Source URL: https://simonwillison.net/2025/Sep/12/claude-memory/#atom-everything
Source: Simon Willison’s Weblog
Title: Comparing the memory implementations of Claude and ChatGPT
Feedly Summary: Claude Memory: A Different Philosophy
Shlok Khemani has been doing excellent work reverse-engineering LLM systems and documenting his discoveries.
Last week he wrote about ChatGPT memory. This week it’s Claude.
Claude’s memory system has two fundamental characteristics. First, it starts every conversation with a blank slate, without any preloaded user profiles or conversation history. Memory only activates when you explicitly invoke it. Second, Claude recalls by only referring to your raw conversation history. There are no AI-generated summaries or compressed profiles—just real-time searches through your actual past chats.
Claude’s memory is implemented as two new function tools that are made available for a Claude to call. I confirmed this myself with the prompt “Show me a list of tools that you have available to you, duplicating their original names and descriptions" which gave me back these:
conversation_search: Search through past user conversations to find relevant context and information
recent_chats: Retrieve recent chat conversations with customizable sort order (chronological or reverse chronological), optional pagination using ‘before’ and ‘after’ datetime filters, and project filtering
The good news here is transparency – Claude’s memory feature is implemented as visible tool calls, which means you can see exactly when and how it is accessing previous context.
This helps address my big complaint about ChatGPT memory (see I really don’t like ChatGPT’s new memory dossier back in May) – I like to understand as much as possible about what’s going into my context so I can better anticipate how it is likely to affect the model.
The OpenAI system is very different: rather than letting the model decide when to access memory via tools, OpenAI instead automatically include details of previous conversations at the start of every conversation.
Shlok’s notes on ChatGPT’s memory did include one detail that I had previously missed that I find reassuring:
Recent Conversation Content is a history of your latest conversations with ChatGPT, each timestamped with topic and selected messages. […] Interestingly, only the user’s messages are surfaced, not the assistant’s responses.
One of my big worries about memory was that it could harm my "clean slate" approach to chats: if I’m working on code and the model starts going down the wrong path (getting stuck in a bug loop for example) I’ll start a fresh chat to wipe that rotten context away. I had worried that ChatGPT memory would bring that bad context along to the next chat, but omitting the LLM responses makes that much less of a risk than I had anticipated.
Via Hacker News
Tags: ai, openai, generative-ai, chatgpt, llms, anthropic, claude, llm-tool-use
AI Summary and Description: Yes
Summary: The text discusses Claude’s memory system in contrast to ChatGPT, highlighting its unique approach to managing user conversation histories. This is particularly relevant for AI and LLM professionals focusing on user privacy and transparency in AI interactions.
Detailed Description:
The text explores the memory system of Claude, an LLM (large language model) developed by Anthropic, emphasizing its distinct architecture when compared to ChatGPT’s memory model. Key features of Claude’s memory system are analyzed, which can impact the design and implementation strategies for AI applications where user interaction and data privacy are critical.

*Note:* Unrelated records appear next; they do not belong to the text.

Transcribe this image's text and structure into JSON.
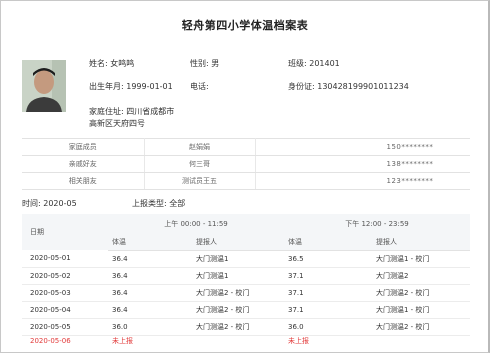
{
  "title": "轻舟第四小学体温档案表",
  "student": {
    "name": "姓名: 女鸣鸣",
    "gender": "性别: 男",
    "class": "班级: 201401",
    "birth": "出生年月: 1999-01-01",
    "phone": "电话:",
    "id_card": "身份证: 130428199901011234",
    "address_line1": "家庭住址: 四川省成都市",
    "address_line2": "高新区天府四号"
  },
  "contacts": [
    {
      "relation": "家庭成员",
      "name": "赵娟娟",
      "phone": "150********"
    },
    {
      "relation": "亲戚好友",
      "name": "何三哥",
      "phone": "138********"
    },
    {
      "relation": "相关朋友",
      "name": "测试员王五",
      "phone": "123********"
    }
  ],
  "filters": {
    "time": "时间: 2020-05",
    "report_type": "上报类型: 全部"
  },
  "table": {
    "date_header": "日期",
    "morning_header": "上午 00:00 - 11:59",
    "afternoon_header": "下午 12:00 - 23:59",
    "temp_header": "体温",
    "reporter_header": "提报人",
    "rows": [
      {
        "date": "2020-05-01",
        "am_temp": "36.4",
        "am_reporter": "大门测温1",
        "pm_temp": "36.5",
        "pm_reporter": "大门测温1 - 校门"
      },
      {
        "date": "2020-05-02",
        "am_temp": "36.4",
        "am_reporter": "大门测温1",
        "pm_temp": "37.1",
        "pm_reporter": "大门测温2"
      },
      {
        "date": "2020-05-03",
        "am_temp": "36.4",
        "am_reporter": "大门测温2 - 校门",
        "pm_temp": "37.1",
        "pm_reporter": "大门测温2 - 校门"
      },
      {
        "date": "2020-05-04",
        "am_temp": "36.4",
        "am_reporter": "大门测温2 - 校门",
        "pm_temp": "37.1",
        "pm_reporter": "大门测温1 - 校门"
      },
      {
        "date": "2020-05-05",
        "am_temp": "36.0",
        "am_reporter": "大门测温2 - 校门",
        "pm_temp": "36.0",
        "pm_reporter": "大门测温2 - 校门"
      },
      {
        "date": "2020-05-06",
        "am_temp": "未上报",
        "am_reporter": "",
        "pm_temp": "未上报",
        "pm_reporter": ""
      }
    ]
  },
  "colors": {
    "absent": "#e23a3a",
    "header_bg": "#f4f6f8"
  }
}
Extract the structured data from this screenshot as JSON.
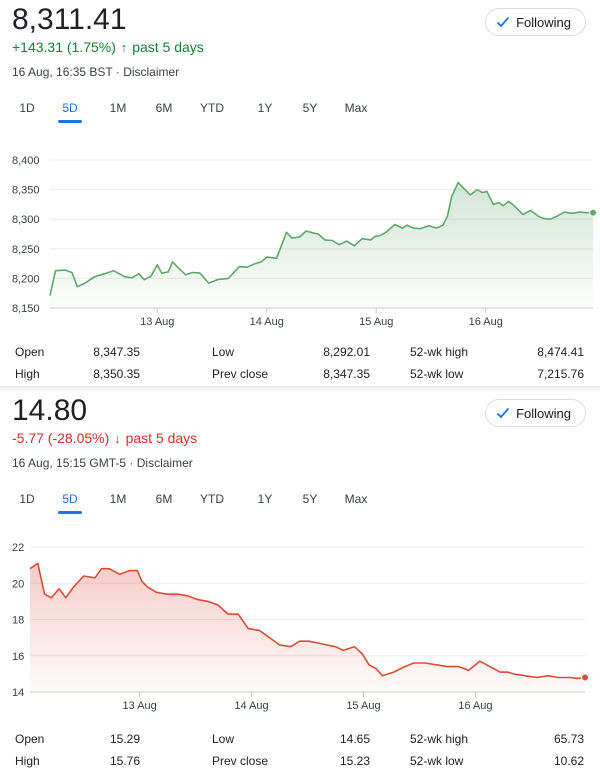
{
  "cards": [
    {
      "price": "8,311.41",
      "change_text": "+143.31 (1.75%)",
      "change_arrow": "↑",
      "change_period": "past 5 days",
      "timestamp": "16 Aug, 16:35 BST · Disclaimer",
      "trend": "up",
      "follow_label": "Following",
      "tabs": [
        "1D",
        "5D",
        "1M",
        "6M",
        "YTD",
        "1Y",
        "5Y",
        "Max"
      ],
      "active_tab": "5D",
      "stats": {
        "open": {
          "label": "Open",
          "value": "8,347.35"
        },
        "high": {
          "label": "High",
          "value": "8,350.35"
        },
        "low": {
          "label": "Low",
          "value": "8,292.01"
        },
        "prev_close": {
          "label": "Prev close",
          "value": "8,347.35"
        },
        "wk52_high": {
          "label": "52-wk high",
          "value": "8,474.41"
        },
        "wk52_low": {
          "label": "52-wk low",
          "value": "7,215.76"
        }
      }
    },
    {
      "price": "14.80",
      "change_text": "-5.77 (-28.05%)",
      "change_arrow": "↓",
      "change_period": "past 5 days",
      "timestamp": "16 Aug, 15:15 GMT-5 · Disclaimer",
      "trend": "down",
      "follow_label": "Following",
      "tabs": [
        "1D",
        "5D",
        "1M",
        "6M",
        "YTD",
        "1Y",
        "5Y",
        "Max"
      ],
      "active_tab": "5D",
      "stats": {
        "open": {
          "label": "Open",
          "value": "15.29"
        },
        "high": {
          "label": "High",
          "value": "15.76"
        },
        "low": {
          "label": "Low",
          "value": "14.65"
        },
        "prev_close": {
          "label": "Prev close",
          "value": "15.23"
        },
        "wk52_high": {
          "label": "52-wk high",
          "value": "65.73"
        },
        "wk52_low": {
          "label": "52-wk low",
          "value": "10.62"
        }
      }
    }
  ],
  "colors": {
    "up": "#188038",
    "up_line": "#5fa86a",
    "down": "#d93025",
    "down_line": "#dd4b39",
    "accent": "#1a73e8"
  },
  "chart_data": [
    {
      "type": "area",
      "y_ticks": [
        "8,400",
        "8,350",
        "8,300",
        "8,250",
        "8,200",
        "8,150"
      ],
      "y_tick_values": [
        8400,
        8350,
        8300,
        8250,
        8200,
        8150
      ],
      "ylim": [
        8150,
        8400
      ],
      "x_ticks": [
        {
          "label": "13 Aug",
          "x": 1
        },
        {
          "label": "14 Aug",
          "x": 2
        },
        {
          "label": "15 Aug",
          "x": 3
        },
        {
          "label": "16 Aug",
          "x": 4
        }
      ],
      "xlim": [
        0.02,
        4.98
      ],
      "grid": true,
      "x": [
        0.02,
        0.07,
        0.16,
        0.22,
        0.27,
        0.34,
        0.43,
        0.52,
        0.6,
        0.7,
        0.77,
        0.83,
        0.88,
        0.94,
        1.0,
        1.04,
        1.1,
        1.14,
        1.19,
        1.26,
        1.32,
        1.39,
        1.47,
        1.55,
        1.65,
        1.75,
        1.82,
        1.88,
        1.95,
        2.0,
        2.09,
        2.18,
        2.23,
        2.3,
        2.36,
        2.42,
        2.47,
        2.53,
        2.6,
        2.66,
        2.73,
        2.8,
        2.87,
        2.95,
        2.99,
        3.03,
        3.09,
        3.17,
        3.24,
        3.28,
        3.34,
        3.4,
        3.48,
        3.55,
        3.61,
        3.65,
        3.69,
        3.75,
        3.8,
        3.86,
        3.92,
        3.97,
        4.01,
        4.07,
        4.12,
        4.16,
        4.21,
        4.27,
        4.34,
        4.41,
        4.48,
        4.53,
        4.59,
        4.65,
        4.72,
        4.79,
        4.86,
        4.92,
        4.98
      ],
      "y": [
        8171,
        8213,
        8214,
        8210,
        8186,
        8192,
        8203,
        8208,
        8213,
        8203,
        8201,
        8208,
        8198,
        8203,
        8223,
        8209,
        8211,
        8228,
        8218,
        8206,
        8210,
        8209,
        8192,
        8198,
        8200,
        8220,
        8219,
        8224,
        8228,
        8236,
        8234,
        8278,
        8268,
        8270,
        8280,
        8277,
        8275,
        8265,
        8264,
        8257,
        8263,
        8255,
        8267,
        8265,
        8271,
        8272,
        8278,
        8291,
        8285,
        8290,
        8285,
        8284,
        8289,
        8285,
        8290,
        8305,
        8339,
        8362,
        8352,
        8341,
        8350,
        8345,
        8347,
        8325,
        8328,
        8323,
        8330,
        8321,
        8308,
        8315,
        8305,
        8301,
        8300,
        8305,
        8312,
        8310,
        8312,
        8311,
        8311
      ]
    },
    {
      "type": "area",
      "y_ticks": [
        "22",
        "20",
        "18",
        "16",
        "14"
      ],
      "y_tick_values": [
        22,
        20,
        18,
        16,
        14
      ],
      "ylim": [
        14,
        22
      ],
      "x_ticks": [
        {
          "label": "13 Aug",
          "x": 1
        },
        {
          "label": "14 Aug",
          "x": 2
        },
        {
          "label": "15 Aug",
          "x": 3
        },
        {
          "label": "16 Aug",
          "x": 4
        }
      ],
      "xlim": [
        0.02,
        4.98
      ],
      "grid": true,
      "x": [
        0.02,
        0.09,
        0.15,
        0.21,
        0.28,
        0.34,
        0.41,
        0.5,
        0.6,
        0.66,
        0.73,
        0.82,
        0.91,
        0.98,
        1.02,
        1.07,
        1.15,
        1.24,
        1.34,
        1.43,
        1.52,
        1.61,
        1.7,
        1.79,
        1.88,
        1.97,
        2.07,
        2.16,
        2.25,
        2.35,
        2.43,
        2.51,
        2.6,
        2.67,
        2.75,
        2.82,
        2.92,
        2.99,
        3.05,
        3.11,
        3.17,
        3.27,
        3.37,
        3.45,
        3.55,
        3.65,
        3.75,
        3.85,
        3.94,
        4.04,
        4.13,
        4.22,
        4.29,
        4.34,
        4.44,
        4.55,
        4.65,
        4.74,
        4.85,
        4.91,
        4.98
      ],
      "y": [
        20.8,
        21.1,
        19.4,
        19.2,
        19.7,
        19.2,
        19.8,
        20.4,
        20.3,
        20.8,
        20.8,
        20.5,
        20.7,
        20.7,
        20.1,
        19.8,
        19.5,
        19.4,
        19.4,
        19.3,
        19.1,
        19.0,
        18.8,
        18.3,
        18.3,
        17.5,
        17.4,
        17.0,
        16.6,
        16.5,
        16.8,
        16.8,
        16.7,
        16.6,
        16.5,
        16.3,
        16.5,
        16.1,
        15.5,
        15.3,
        14.9,
        15.1,
        15.4,
        15.6,
        15.6,
        15.5,
        15.4,
        15.4,
        15.2,
        15.7,
        15.4,
        15.1,
        15.1,
        15.0,
        14.9,
        14.8,
        14.9,
        14.8,
        14.8,
        14.75,
        14.8
      ]
    }
  ]
}
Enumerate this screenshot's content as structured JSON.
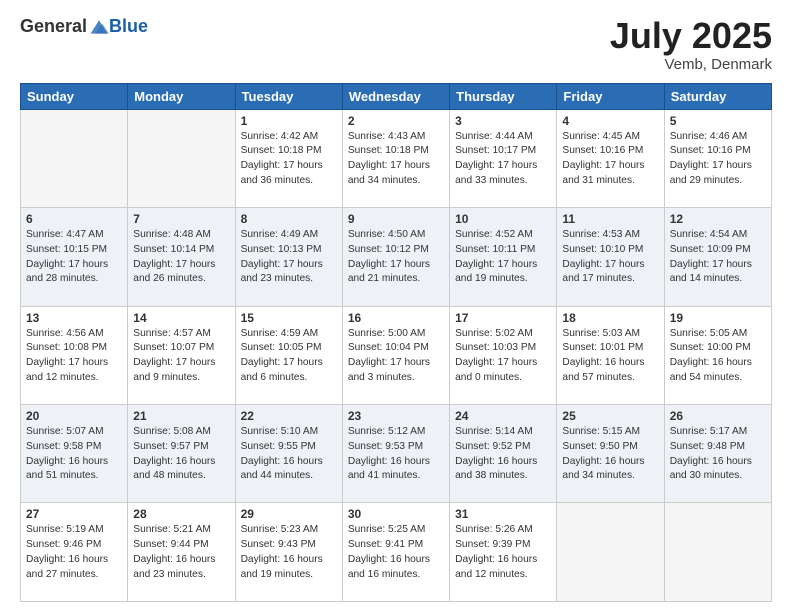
{
  "header": {
    "logo_general": "General",
    "logo_blue": "Blue",
    "month": "July 2025",
    "location": "Vemb, Denmark"
  },
  "days": [
    "Sunday",
    "Monday",
    "Tuesday",
    "Wednesday",
    "Thursday",
    "Friday",
    "Saturday"
  ],
  "weeks": [
    [
      {
        "day": "",
        "sunrise": "",
        "sunset": "",
        "daylight": ""
      },
      {
        "day": "",
        "sunrise": "",
        "sunset": "",
        "daylight": ""
      },
      {
        "day": "1",
        "sunrise": "Sunrise: 4:42 AM",
        "sunset": "Sunset: 10:18 PM",
        "daylight": "Daylight: 17 hours and 36 minutes."
      },
      {
        "day": "2",
        "sunrise": "Sunrise: 4:43 AM",
        "sunset": "Sunset: 10:18 PM",
        "daylight": "Daylight: 17 hours and 34 minutes."
      },
      {
        "day": "3",
        "sunrise": "Sunrise: 4:44 AM",
        "sunset": "Sunset: 10:17 PM",
        "daylight": "Daylight: 17 hours and 33 minutes."
      },
      {
        "day": "4",
        "sunrise": "Sunrise: 4:45 AM",
        "sunset": "Sunset: 10:16 PM",
        "daylight": "Daylight: 17 hours and 31 minutes."
      },
      {
        "day": "5",
        "sunrise": "Sunrise: 4:46 AM",
        "sunset": "Sunset: 10:16 PM",
        "daylight": "Daylight: 17 hours and 29 minutes."
      }
    ],
    [
      {
        "day": "6",
        "sunrise": "Sunrise: 4:47 AM",
        "sunset": "Sunset: 10:15 PM",
        "daylight": "Daylight: 17 hours and 28 minutes."
      },
      {
        "day": "7",
        "sunrise": "Sunrise: 4:48 AM",
        "sunset": "Sunset: 10:14 PM",
        "daylight": "Daylight: 17 hours and 26 minutes."
      },
      {
        "day": "8",
        "sunrise": "Sunrise: 4:49 AM",
        "sunset": "Sunset: 10:13 PM",
        "daylight": "Daylight: 17 hours and 23 minutes."
      },
      {
        "day": "9",
        "sunrise": "Sunrise: 4:50 AM",
        "sunset": "Sunset: 10:12 PM",
        "daylight": "Daylight: 17 hours and 21 minutes."
      },
      {
        "day": "10",
        "sunrise": "Sunrise: 4:52 AM",
        "sunset": "Sunset: 10:11 PM",
        "daylight": "Daylight: 17 hours and 19 minutes."
      },
      {
        "day": "11",
        "sunrise": "Sunrise: 4:53 AM",
        "sunset": "Sunset: 10:10 PM",
        "daylight": "Daylight: 17 hours and 17 minutes."
      },
      {
        "day": "12",
        "sunrise": "Sunrise: 4:54 AM",
        "sunset": "Sunset: 10:09 PM",
        "daylight": "Daylight: 17 hours and 14 minutes."
      }
    ],
    [
      {
        "day": "13",
        "sunrise": "Sunrise: 4:56 AM",
        "sunset": "Sunset: 10:08 PM",
        "daylight": "Daylight: 17 hours and 12 minutes."
      },
      {
        "day": "14",
        "sunrise": "Sunrise: 4:57 AM",
        "sunset": "Sunset: 10:07 PM",
        "daylight": "Daylight: 17 hours and 9 minutes."
      },
      {
        "day": "15",
        "sunrise": "Sunrise: 4:59 AM",
        "sunset": "Sunset: 10:05 PM",
        "daylight": "Daylight: 17 hours and 6 minutes."
      },
      {
        "day": "16",
        "sunrise": "Sunrise: 5:00 AM",
        "sunset": "Sunset: 10:04 PM",
        "daylight": "Daylight: 17 hours and 3 minutes."
      },
      {
        "day": "17",
        "sunrise": "Sunrise: 5:02 AM",
        "sunset": "Sunset: 10:03 PM",
        "daylight": "Daylight: 17 hours and 0 minutes."
      },
      {
        "day": "18",
        "sunrise": "Sunrise: 5:03 AM",
        "sunset": "Sunset: 10:01 PM",
        "daylight": "Daylight: 16 hours and 57 minutes."
      },
      {
        "day": "19",
        "sunrise": "Sunrise: 5:05 AM",
        "sunset": "Sunset: 10:00 PM",
        "daylight": "Daylight: 16 hours and 54 minutes."
      }
    ],
    [
      {
        "day": "20",
        "sunrise": "Sunrise: 5:07 AM",
        "sunset": "Sunset: 9:58 PM",
        "daylight": "Daylight: 16 hours and 51 minutes."
      },
      {
        "day": "21",
        "sunrise": "Sunrise: 5:08 AM",
        "sunset": "Sunset: 9:57 PM",
        "daylight": "Daylight: 16 hours and 48 minutes."
      },
      {
        "day": "22",
        "sunrise": "Sunrise: 5:10 AM",
        "sunset": "Sunset: 9:55 PM",
        "daylight": "Daylight: 16 hours and 44 minutes."
      },
      {
        "day": "23",
        "sunrise": "Sunrise: 5:12 AM",
        "sunset": "Sunset: 9:53 PM",
        "daylight": "Daylight: 16 hours and 41 minutes."
      },
      {
        "day": "24",
        "sunrise": "Sunrise: 5:14 AM",
        "sunset": "Sunset: 9:52 PM",
        "daylight": "Daylight: 16 hours and 38 minutes."
      },
      {
        "day": "25",
        "sunrise": "Sunrise: 5:15 AM",
        "sunset": "Sunset: 9:50 PM",
        "daylight": "Daylight: 16 hours and 34 minutes."
      },
      {
        "day": "26",
        "sunrise": "Sunrise: 5:17 AM",
        "sunset": "Sunset: 9:48 PM",
        "daylight": "Daylight: 16 hours and 30 minutes."
      }
    ],
    [
      {
        "day": "27",
        "sunrise": "Sunrise: 5:19 AM",
        "sunset": "Sunset: 9:46 PM",
        "daylight": "Daylight: 16 hours and 27 minutes."
      },
      {
        "day": "28",
        "sunrise": "Sunrise: 5:21 AM",
        "sunset": "Sunset: 9:44 PM",
        "daylight": "Daylight: 16 hours and 23 minutes."
      },
      {
        "day": "29",
        "sunrise": "Sunrise: 5:23 AM",
        "sunset": "Sunset: 9:43 PM",
        "daylight": "Daylight: 16 hours and 19 minutes."
      },
      {
        "day": "30",
        "sunrise": "Sunrise: 5:25 AM",
        "sunset": "Sunset: 9:41 PM",
        "daylight": "Daylight: 16 hours and 16 minutes."
      },
      {
        "day": "31",
        "sunrise": "Sunrise: 5:26 AM",
        "sunset": "Sunset: 9:39 PM",
        "daylight": "Daylight: 16 hours and 12 minutes."
      },
      {
        "day": "",
        "sunrise": "",
        "sunset": "",
        "daylight": ""
      },
      {
        "day": "",
        "sunrise": "",
        "sunset": "",
        "daylight": ""
      }
    ]
  ]
}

– **Key Characteristics of Claude’s Memory System:**
– **Blank Slate Approach**: Each conversation starts without preloaded data about the user or past interactions. Memory is only triggered when directly invoked by a user.
– **Raw Conversation Access**: Unlike ChatGPT, which processes and summarizes interactions, Claude accesses only the actual conversation history in real-time. This allows users to see exactly how their past interactions are being used.
– **New Function Tools**:
– **conversation_search**: A tool for searching through past conversations to extract relevant context.
– **recent_chats**: A tool that retrieves recent conversations with sorting and filtering options.
– **Transparency and User Control**:
– Claude’s memory features are visible through tool calls, enabling users to understand when their historical data is being accessed.
– This contrasts with ChatGPT’s automated inclusion of past conversation details, which can obscure how context is applied and affect user experience.
– **User Concerns**:
– The text addresses concerns about memory systems potentially carrying bad conversation contexts over to new chats. Claude mitigates this risk by not surfacing the assistant’s responses, thereby allowing users a clearer reset when starting new interactions.
Overall, the insights from the document are crucial for AI developers and security professionals, as they highlight an innovative approach in LLM design that prioritizes user oversight and control over data, contributing positively to privacy and information security discussions within the AI landscape.